Colour in Faith is a global project conceived by limeSHIFT artist Yazmany Arboleda. It begins in Kenya with the intention to speckle the planet with yellow houses of worship. The colour yellow symbolizes light and dispels darkness.
In recent years, Kenya has been in the limelight on the global experience of increasing fundamentalist voices and acts of terror justified on religious grounds. This state of despair has hit every corner of the world, from Nice, to Paris, to Istanbul, to America. Colour in Faith begins a movement that reclaims these cities from those who wish them ill and reinstalls them into the hands of those who create art, culture and beauty.
The concept was developed in response to a call for an intervention that would facilitate a form of inclusive communication, and that would allow those who believe in acceptance, love and harmony to express these values, and reinforce them within themselves and with others. The call was also for collective action and strengthening of community. The result was a combination of civic engagement and peacebuilding with art, where a movement reinforcing religious pluralism would be created, culminating in a visual expression of love and harmony, through painting participating houses of worship yellow.
At the six-month mark, twenty houses of worship had committed to painting and the hosting organization, inCOMMONS (limeSHIFT partner) raised enough funds to paint three buildings. Colour in Faith received paint as a donation from Sadolin Paints. The East African Institute and Fatuma’s Voice (a forum that uses art, poetry and music as a tool for youth to express themselves) hosted five tweet chats on the relationship of faith with leadership, radicalization and patriotism one of which trended third in Kenya and reached 1.5 million people (#YellowKE).
The first three buildings were painted in June. Muslims and Christians came together and painted while entertained by poets. Painting the buildings represented a symbolic gesture that expressed growing community unity, belief in love and an expression of inclusivity as a result of the project. Local TV stations featured the project and its importance in creating cohesion and mitigating conflict in advance of the upcoming 2017 presidential election.

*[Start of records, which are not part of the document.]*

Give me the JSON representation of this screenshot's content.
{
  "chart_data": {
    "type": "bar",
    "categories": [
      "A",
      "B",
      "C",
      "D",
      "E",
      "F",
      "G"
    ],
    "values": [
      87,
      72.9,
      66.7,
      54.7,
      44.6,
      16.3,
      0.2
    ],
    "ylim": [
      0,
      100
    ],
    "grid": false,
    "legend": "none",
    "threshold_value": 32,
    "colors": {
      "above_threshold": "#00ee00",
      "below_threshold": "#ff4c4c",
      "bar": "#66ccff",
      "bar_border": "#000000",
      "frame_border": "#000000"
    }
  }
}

As resources are mobilized for more buildings, a new partnership has been developed with Nairobi City Hall. The project’s first phase also unearthed the limitations and challenges of altering religious structures. Hierarchy, bureaucracy, and corruption encumber many religious institutions from responding quickly to social challenges. These challenges include prejudice, estrangement, fear, political fragility and a myriad of reasons that tear people apart instead of bringing them together. In response to this, we have decided to use the next phase of the project to design a space in the center of the city built by and for all faiths reflecting a new collective narrative outside of the walls of religion.
In addition to lifting the city’s consciousness of Nairobi’s historic cultural and religious pluralism, the space will use place-making to address safety and improve the pedestrian experience. The space will build community and cohesion and allow for conversation.